ネットを使った選挙運動は公職選挙法でなお禁止されている。1950年施行の同法がネットを想定していないためだ。ホームページの更新が禁止行為の「文書図画の頒布」(142条)にあたるとの旧自治省(総務省)が96年に示した見解が根拠だ。ブログ、動画投稿サイト、SNS(ツイッター、フェイスブック)が登場した後も維持されている。
元検事の落合洋司弁護士は「投票依頼をしなければいいというものではない。一般的な政党の考え方の表明であっても、具体的な状況によっては選挙運動にあたることもあり得る」と指摘。公職選挙法については「判例があるわけでもなく、総務省の解釈には無理がある。総務省は公示前にネット上に公開されていた文書については、公示後に改変しなければいいとしているが、文書は印刷や閲覧が何度でも可能で、厳密には頒布と同じだ。

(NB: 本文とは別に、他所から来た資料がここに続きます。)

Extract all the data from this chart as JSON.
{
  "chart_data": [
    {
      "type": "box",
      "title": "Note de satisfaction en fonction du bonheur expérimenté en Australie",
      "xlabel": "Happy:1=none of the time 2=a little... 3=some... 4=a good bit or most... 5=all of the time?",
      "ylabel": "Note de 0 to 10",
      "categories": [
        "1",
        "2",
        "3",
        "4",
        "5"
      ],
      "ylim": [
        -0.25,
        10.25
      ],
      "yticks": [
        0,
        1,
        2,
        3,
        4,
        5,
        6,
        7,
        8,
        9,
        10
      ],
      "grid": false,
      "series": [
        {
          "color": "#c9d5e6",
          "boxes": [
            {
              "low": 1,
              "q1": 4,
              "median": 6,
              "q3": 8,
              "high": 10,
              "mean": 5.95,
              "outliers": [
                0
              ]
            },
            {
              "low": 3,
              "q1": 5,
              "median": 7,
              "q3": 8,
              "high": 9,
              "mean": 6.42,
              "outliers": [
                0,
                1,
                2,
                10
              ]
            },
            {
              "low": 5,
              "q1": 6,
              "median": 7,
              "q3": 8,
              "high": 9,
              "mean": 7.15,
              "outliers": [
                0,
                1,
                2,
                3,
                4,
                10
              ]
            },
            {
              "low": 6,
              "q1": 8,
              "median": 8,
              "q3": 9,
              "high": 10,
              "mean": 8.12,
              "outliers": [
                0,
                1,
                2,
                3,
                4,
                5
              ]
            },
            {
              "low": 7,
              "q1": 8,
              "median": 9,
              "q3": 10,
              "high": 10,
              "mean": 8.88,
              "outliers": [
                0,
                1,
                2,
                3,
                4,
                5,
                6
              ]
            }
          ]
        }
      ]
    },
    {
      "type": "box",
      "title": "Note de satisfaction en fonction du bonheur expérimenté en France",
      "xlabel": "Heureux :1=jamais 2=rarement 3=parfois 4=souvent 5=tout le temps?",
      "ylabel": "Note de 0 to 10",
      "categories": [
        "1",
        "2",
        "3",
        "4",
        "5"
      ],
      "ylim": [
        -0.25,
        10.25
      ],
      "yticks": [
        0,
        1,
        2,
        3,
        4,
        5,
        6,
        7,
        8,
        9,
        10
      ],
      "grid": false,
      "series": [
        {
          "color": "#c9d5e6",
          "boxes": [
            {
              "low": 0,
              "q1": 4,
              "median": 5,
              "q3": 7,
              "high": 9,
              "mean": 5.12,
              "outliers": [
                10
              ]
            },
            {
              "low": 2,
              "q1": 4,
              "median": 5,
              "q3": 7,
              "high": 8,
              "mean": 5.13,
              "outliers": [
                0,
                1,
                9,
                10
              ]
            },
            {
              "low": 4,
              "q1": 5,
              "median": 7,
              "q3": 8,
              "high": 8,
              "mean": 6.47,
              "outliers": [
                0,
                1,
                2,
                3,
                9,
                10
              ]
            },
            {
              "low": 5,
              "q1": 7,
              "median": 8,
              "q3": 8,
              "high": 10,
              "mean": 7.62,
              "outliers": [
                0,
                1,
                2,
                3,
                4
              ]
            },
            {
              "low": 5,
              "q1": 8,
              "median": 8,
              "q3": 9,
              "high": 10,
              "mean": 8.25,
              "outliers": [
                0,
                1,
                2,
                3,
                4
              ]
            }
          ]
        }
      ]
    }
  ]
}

適法と違法が線引きされずに放置されていることが問題だ」と話している。
日本の公職選挙法は、規制の在り方が複雑で、戸別訪問のように、過去に違憲判決が出たこともありながら今なお維持されている規制もあるなど、時代や国民の意識に合わなくなってきている面も多々あって、インターネットの活用を可能にすることを含め、全面的な見直しが避けられないのではないかと思います。公選法では、「選挙運動無償の原則」といった、金が動くことを忌み嫌うような傾向がありますが、票を金で買うような行為は論外としても、人が様々に動けば動いたこと自体にお金がかかるのは自明のことで、米国のように、原資となる資金は、幅広く浄財を集めるような制度にして、その収支を明確にさせつつ、選挙に関し、現実、実態に合った支出は適法として認める、といった制度にする必要があると思います。それと同時に、お金をかけずに済むよう、インターネットを利用した行為は大幅に解禁すべきでしょう。
そういった議論をセずに、従来の枠組みに固執して、インターネットも「際物」視するようなことでは、いつまでたっても大きな、未来へつながる展望は開けてこないでしょう。